Three-time defending Olympic champions Hungary defeated the American men’s water polo team 11–6 Monday—actually a good performance for the Americans considering Hungary has scored 17 twice in the prelims.
Hungary, with five Olympic golds, 9 world championships, five FINA (International Swimming Federation) World League, eight FINA World Cup and 21 European championships is considered the best team in the world. While they haven’t dominated in London, losing two of four matches, Hungary has shown that it can get power plays and convert, and can score from anywhere in the pool. In short, even if the team doesn’t always win, it is still the best.
The U.S. squad held Hungary to a single goal in the first period but trailed 6–2 at halftime. Hungary stretched the lead to 10–3 by the end of the third, but the Americans owned the final period,scoring three and holding Hungary to a single goal.
Hungary’s power play was excellent as usual, converting 67 percent of its opportunities. The team also generated three penalty shots, often a measure of a team’s two-meter defender’s tactical ability to draw his opponent into committing a visible offense. (Underwater cameras show non-stop grabbing, punching, kicking, and suit-pulling; what matters is what the officials see above the water.)
The United States beat Hungary in a tournament in Newport Beach, California in May. Possibly Hungary wanted revenge, and possibly USA was a bit complacent. Also a possibility is that the U.S. team knew that knew it would advance to the quarterfinals and wasn’t too concerned about the final tally, more interested in seeing strengths and weaknesses.
This was the U.S. side’s second 11–6 loss; Serbia beat them by the same score on Saturday.
Ryan Bailey, part of the Beijing Olympics silver-medal team, explained that the U.S. squad wasn’t lacking confidence despite the two defeats.
“Serbia and Hungary are two of the best teams in the world and they made us look pretty bad in there, so we are going to have to go home and regroup and get ready for the quarterfinals, because that’s the only game that really matters,” the 36-year-old center-forward told NBC Sports.
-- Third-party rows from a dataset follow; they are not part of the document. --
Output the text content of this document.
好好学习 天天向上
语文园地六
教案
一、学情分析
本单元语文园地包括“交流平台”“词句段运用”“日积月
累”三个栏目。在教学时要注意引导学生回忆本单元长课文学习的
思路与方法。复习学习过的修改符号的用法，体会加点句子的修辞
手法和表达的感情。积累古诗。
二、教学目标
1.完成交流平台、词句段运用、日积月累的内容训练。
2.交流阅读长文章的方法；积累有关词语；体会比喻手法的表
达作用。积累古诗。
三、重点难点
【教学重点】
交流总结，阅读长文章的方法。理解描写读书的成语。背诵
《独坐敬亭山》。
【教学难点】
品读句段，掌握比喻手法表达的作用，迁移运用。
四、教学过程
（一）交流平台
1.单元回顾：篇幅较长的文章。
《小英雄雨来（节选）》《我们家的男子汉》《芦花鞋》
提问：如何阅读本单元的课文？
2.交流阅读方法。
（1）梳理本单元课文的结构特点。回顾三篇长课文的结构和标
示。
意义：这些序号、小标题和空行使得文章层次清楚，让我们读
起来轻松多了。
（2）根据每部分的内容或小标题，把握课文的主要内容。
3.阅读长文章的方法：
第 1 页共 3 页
“They [Hungary] have a lot of weapons. They have to really good left-handers; they have some good weapons on the other side as well. We were trying to take away what they wanted to do but they were finding solutions and really exposing us.
“That’s the good thing about being an experienced team. We’ve been around the block; we’ve been in these situations before. We go home, regroup, and we will be ready to play Croatia.”
Hungary hit twice as many shots (11/23 vs. 6/24 for the U.S.); they converted four of six power-play opportunities versus four of eight for the U.S.; they had twice as many steals.
Hungary was also twice as effective on defense, stopping every single U.S. attempt from the 5-meter line. Interestingly, the U.S. squad had as many blocks.
This seems to indicate that the U.S. dropped back to clog the middle on defense, both to take away shots and to avoid two-meter penalty violations. It’s didn’t work; Hungary got three penalty shots to USA’s one. It also shows that Hungary plain outswam the U.S. to defend the long shots.
Still this same U.S. squad beat Hungary just a few months ago. The U.S. team has the tools; they can review the tapes, devise new strategies, and work on their weaknesses.
As Ryan Bailey said, the preliminary games don’t really matter. USA won silver in Beijing; they could still take gold in London.